Furthermore, AI development is not spreading evenly.
China owns almost 70% of all AI patents worldwide, and a handful of American companies run the show when it comes to the most advanced models.
According to the U.N. Development Programme’s 2025 report, this concentration risks making global inequality worse and could even undo progress some countries have already made. Nations without access to cutting-edge AI will undoubtedly get locked out of big opportunities in healthcare, finance, agriculture and education. Unfortunately, they would also fall behind in a technological race they were never fully part of.
Another emerging AI risk is autonomous weapons. These systems that can identify, select and strike targets without direct human control are already developed and deployed.
Major powers are moving quickly in this direction, with China and Russia aiming for significant military automation by 2028-30, while the United States is pursuing a similar long-term shift. As humans step away from the battlefield, it becomes easier to pull the trigger and, more alarmingly, start a conflict.
AI is already on the battlefield. In the recent U.S.-Israeli attack on Iran, AI was reportedly used for target identification, intelligence analysis and battle simulations.
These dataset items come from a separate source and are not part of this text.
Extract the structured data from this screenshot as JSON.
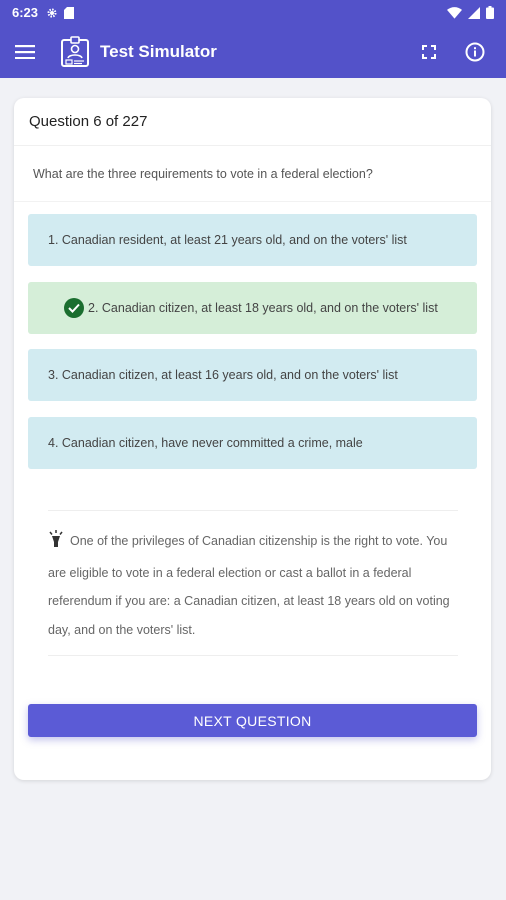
{
  "status_bar": {
    "time": "6:23",
    "left_icons": [
      "gear-icon",
      "sd-card-icon"
    ],
    "right_icons": [
      "wifi-icon",
      "signal-icon",
      "battery-icon"
    ]
  },
  "app_bar": {
    "title": "Test Simulator",
    "icons": [
      "menu-icon",
      "id-card-logo-icon",
      "fullscreen-icon",
      "info-icon"
    ],
    "background_color": "#5352c9"
  },
  "question": {
    "counter": "Question 6 of 227",
    "text": "What are the three requirements to vote in a federal election?"
  },
  "answers": [
    {
      "label": "1. Canadian resident, at least 21 years old, and on the voters' list",
      "state": "normal"
    },
    {
      "label": "2. Canadian citizen, at least 18 years old, and on the voters' list",
      "state": "correct"
    },
    {
      "label": "3. Canadian citizen, at least 16 years old, and on the voters' list",
      "state": "normal"
    },
    {
      "label": "4. Canadian citizen, have never committed a crime, male",
      "state": "normal"
    }
  ],
  "explanation": {
    "icon": "lightbulb-icon",
    "text": "One of the privileges of Canadian citizenship is the right to vote. You are eligible to vote in a federal election or cast a ballot in a federal referendum if you are: a Canadian citizen, at least 18 years old on voting day, and on the voters' list."
  },
  "next_button": {
    "label": "NEXT QUESTION",
    "color": "#5b5bd6"
  },
  "colors": {
    "answer_normal": "#d2ebf1",
    "answer_correct": "#d5eed8",
    "check": "#1a6e2f"
  }
}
The frontlines in Ukraine have also witnessed a surge in unmanned aerial vehicles equipped with AI-powered targeting systems, enabling the rapid destruction of military assets.
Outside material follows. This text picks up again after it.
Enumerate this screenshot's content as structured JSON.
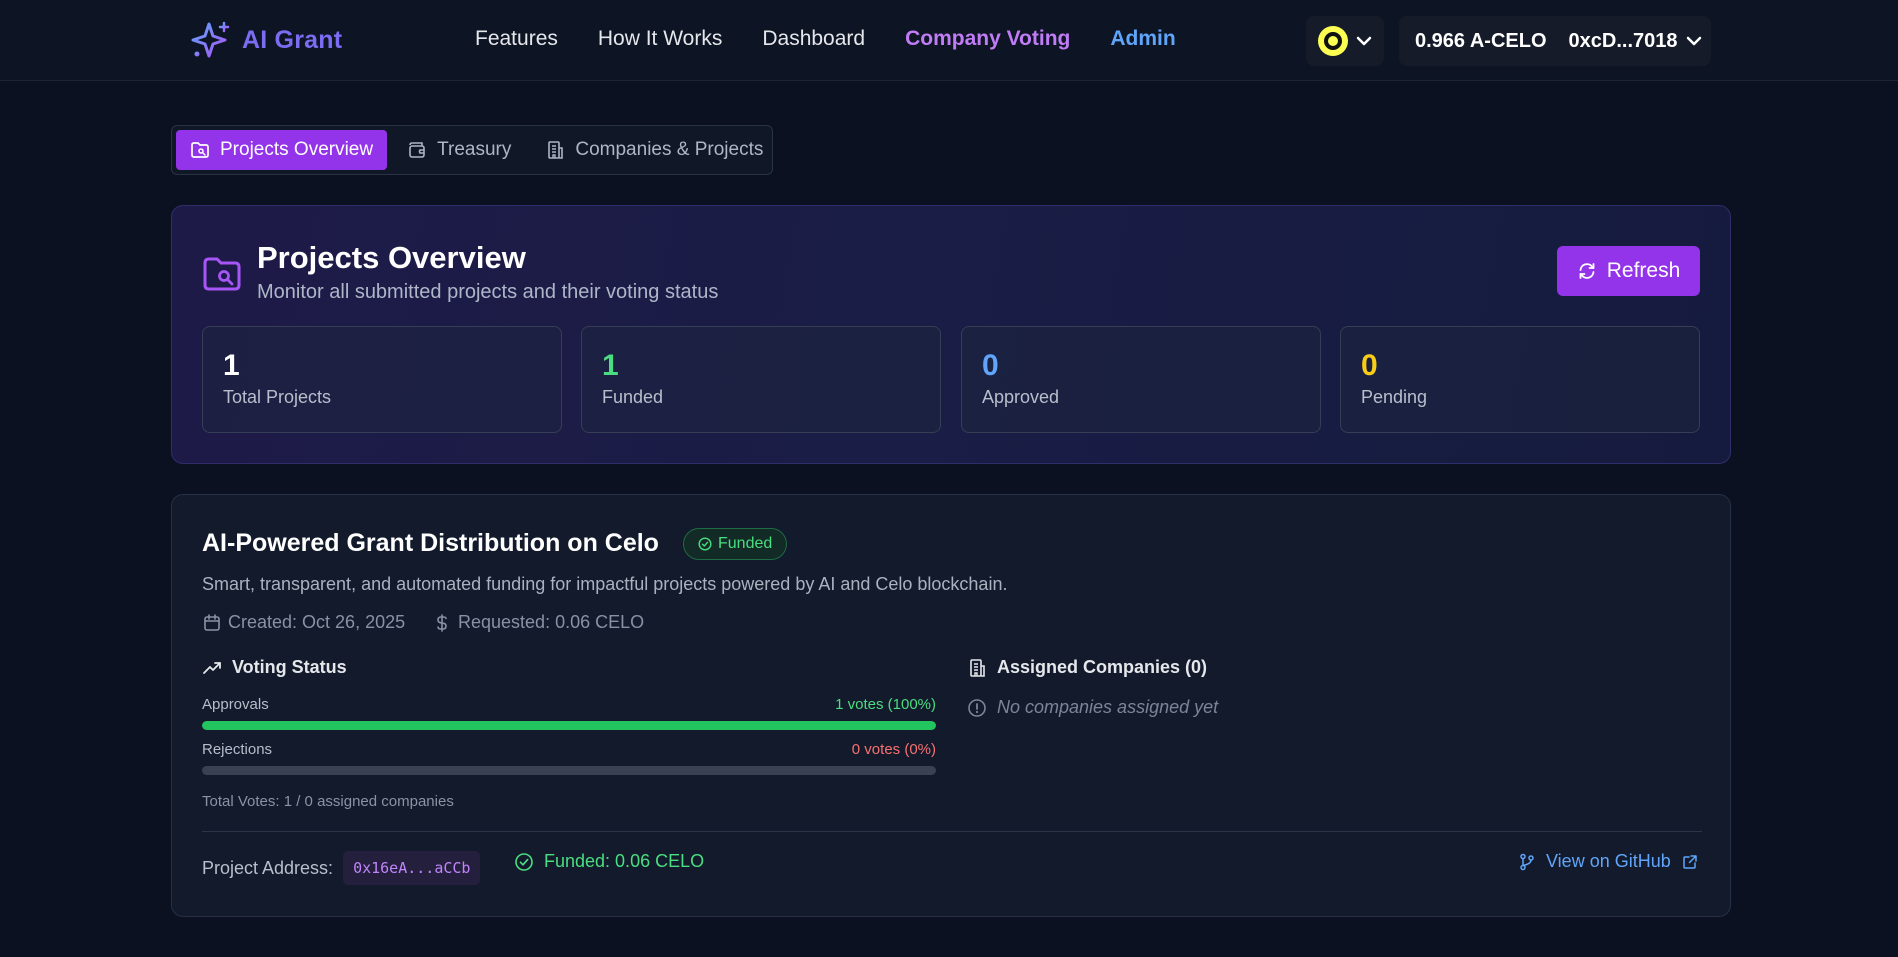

In Gaza, AI reshaped warfare after Hamas disrupted Israeli surveillance systems. Israel responded with “the Gospel,” an AI targeting platform that increased the scale of strikes while also raising concerns over civilian casualties.
These are only some of the dangers AI already poses, and the risks will certainly grow further without oversight and accountability. Yet globally, the response remains fragmented and disjointed. When one country tightens AI regulations, another loosens them to attract investment and talent that turns governance into a competition rather than a shared effort for safety.
As a result, there is no real global referee if AI systems get worse. Yet history shows that international oversight is possible. Institutions like the International Atomic Energy Agency did not ban nuclear technology but created shared rules, inspections and limits that countries agreed to follow.
The inherent peril of an unbridled race in AI has not gone unnoticed. Recently, Pope Leo XIV felt it was urgent enough to justify the presentation of the encyclical letter titled “Magnifica Humanitas,” or “Magnificent Humanity,” on safeguarding the human person in the time of Artificial Intelligence.
The Holy Father wrote; “Crucial questions impose themselves on our conscience and can no longer be avoided: Where are we going? Toward what goal do we wish to orient ourselves? What direction should we choose as a people and as a human community?”
The Church is insisting, as it has for 2,000 years, that the people of Wichita and South Bend and Nairobi and Manila are not bit players in someone else’s technological revolution.”
AI now needs a similar approach: a binding international framework with real oversight and enforcement. Ultimately, the choice is simple: govern AI together now, or watch it govern us.